Ноздри у него раздулись, жилы на висках налились кровью, от всего лица его веяло гордостью и честолюбием.
– А тогда, Мария, – он поднял обе руки кверху, – я клянусь, что сдержу до йоты свое слово… Сколь щедро раскрылась красота твоя, столь же щедро разверзнется рука моя для тебя. Ты станешь первою среди наложниц моих – в резном из черного дерева ложе, украшенном золотыми листьями, под пурпурным балдахином, поддерживаемым медными грифами, будешь ты ожидать меня. Кедр обошьет стены твоего чертога, гладкий камень – пол твоей горницы, а чистое серебро – потолок… Проворные пальцы толпы невольниц будут день и ночь вышивать тонкими узорами твои одежды.
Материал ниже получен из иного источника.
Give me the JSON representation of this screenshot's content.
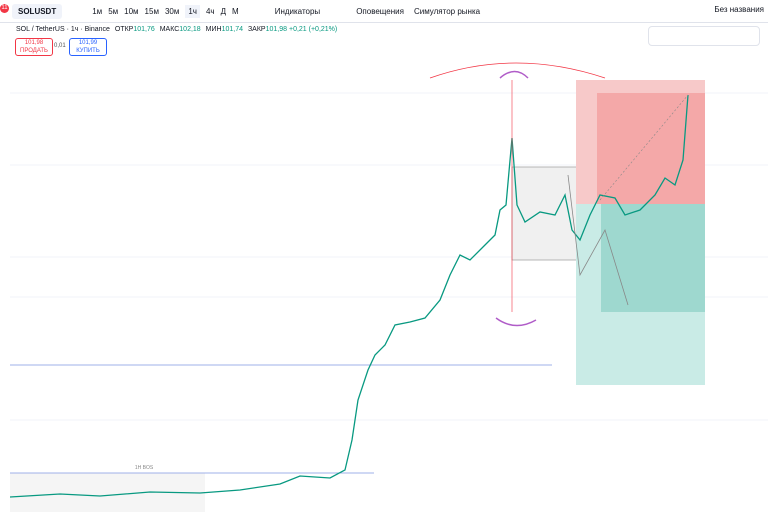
{
  "toolbar": {
    "symbol": "SOLUSDT",
    "intervals": [
      "1м",
      "5м",
      "10м",
      "15м",
      "30м",
      "1ч",
      "4ч",
      "Д",
      "М"
    ],
    "indicators": "Индикаторы",
    "alerts": "Оповещения",
    "simulator": "Симулятор рынка",
    "layout_name": "Без названия"
  },
  "badge": "11",
  "legend": {
    "title": "SOL / TetherUS · 1ч · Binance",
    "ohlc": [
      {
        "label": "ОТКР",
        "value": "101,76"
      },
      {
        "label": "МАКС",
        "value": "102,18"
      },
      {
        "label": "МИН",
        "value": "101,74"
      },
      {
        "label": "ЗАКР",
        "value": "101,98"
      }
    ],
    "change": "+0,21 (+0,21%)"
  },
  "trade": {
    "sell_price": "101,98",
    "sell_label": "ПРОДАТЬ",
    "spread": "0,01",
    "buy_price": "101,99",
    "buy_label": "КУПИТЬ"
  },
  "annotations": {
    "bos_label": "1H BOS"
  }
}
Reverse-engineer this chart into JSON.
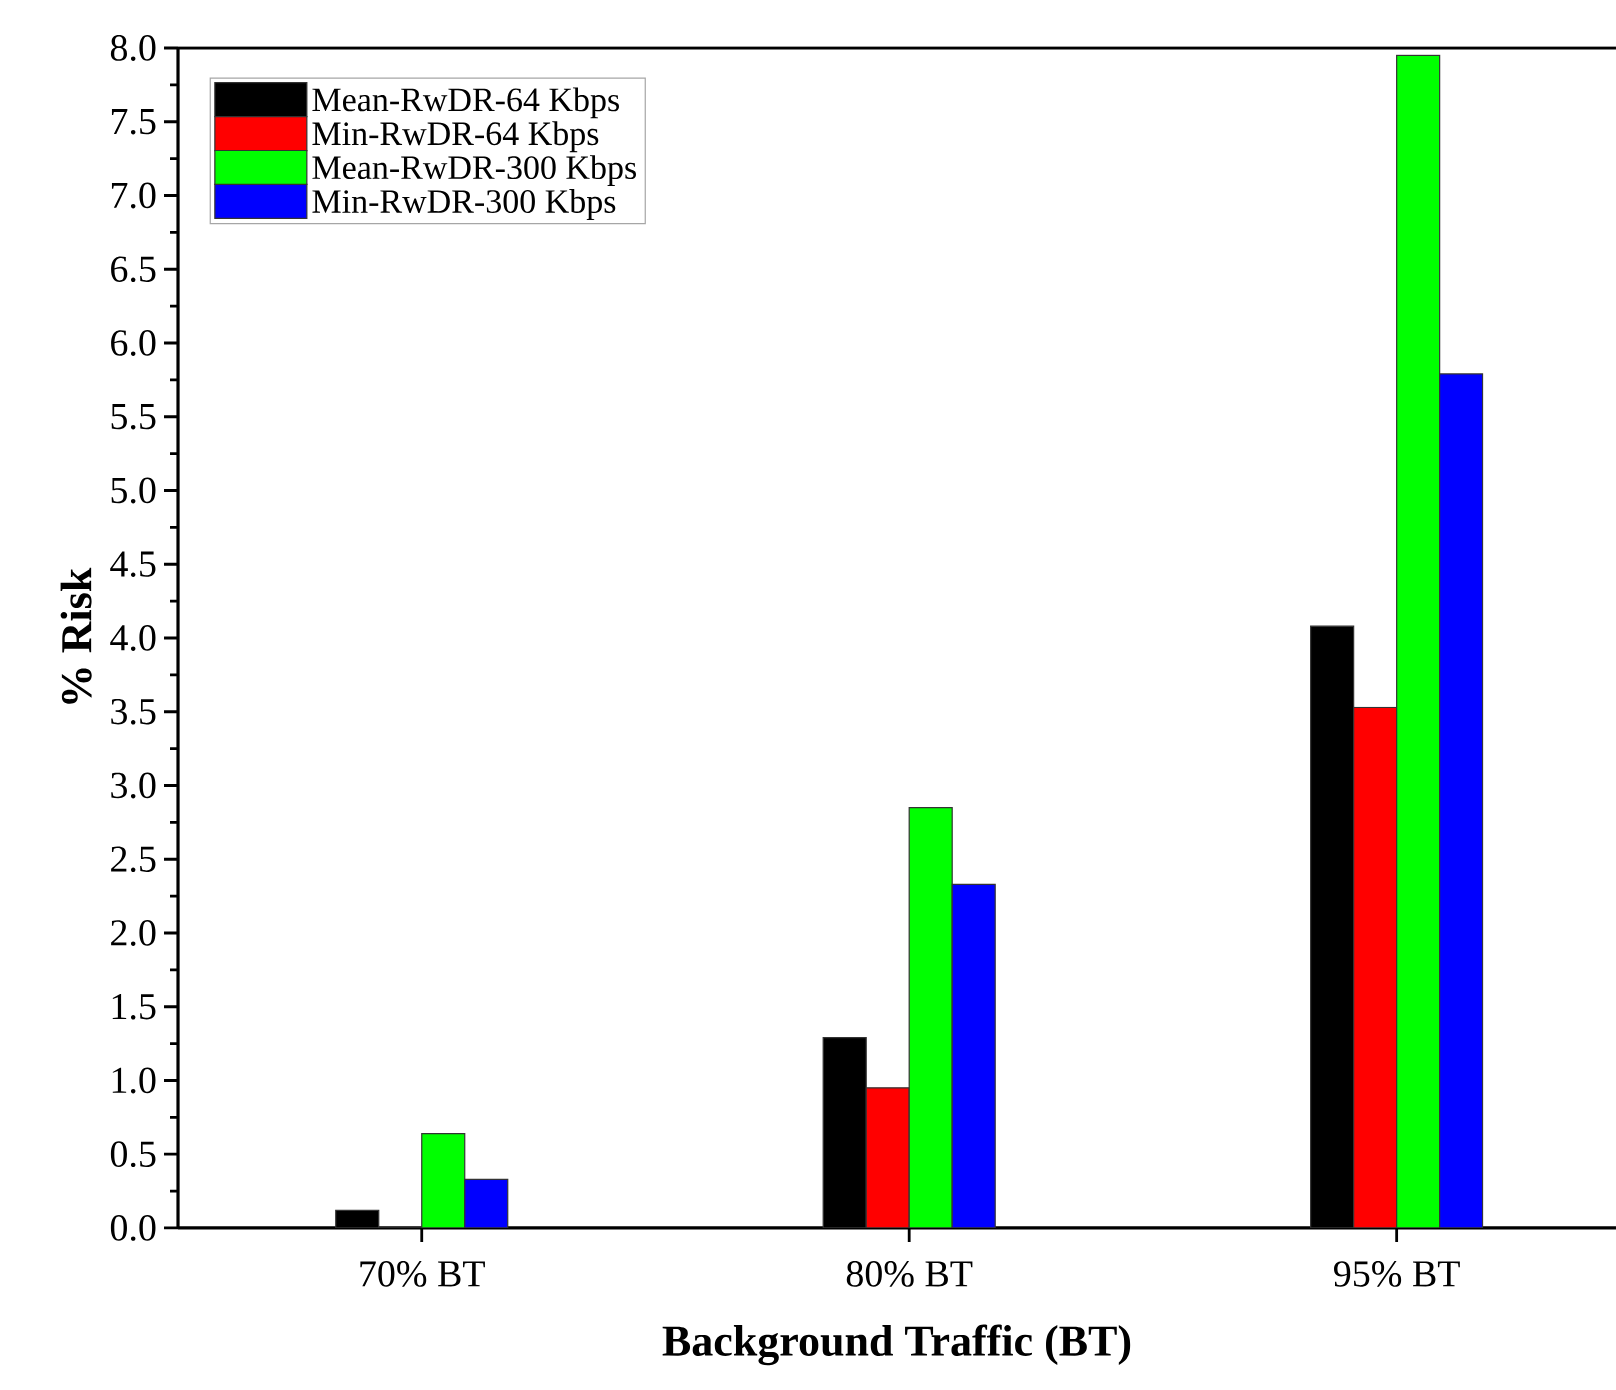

Корабли из далеких стран, нагруженные всевозможными богатствами мира, на вздутых парусах и гибких веслах будут спешить к воротам твоего дворца, караваны верблюдов согнут свои колени под тяжелым вьюком у его порога… Не сиклями, не минами, а талантами заплачу я свой долг. Не будет рынка в мире, который бы не принес тебе дары свои… Ночь твоя будет утопать в наслаждении, а дни – в пиршествах и веселии.
– Иуда, Иуда! – проговорила с искренним сочувствием Мария, – вечные сказки горят в пустой голове твоей. Вечно гоняешься ты за миражами, развеваемыми ветром, а изношенный плащ твой рвется в клочки, и пока что ты блещешь дырами, а не золотом… Пока ты выстроишь свой дворец, рассказывай лучше, как там сейчас в Галилее? Зелены, верно, как изумруд, луга, полно водою и снующими рыбками мое лазурное озеро… – В голосе ее затрепетало тихое умиление, темно-синие глаза заволоклись дымкой тумана.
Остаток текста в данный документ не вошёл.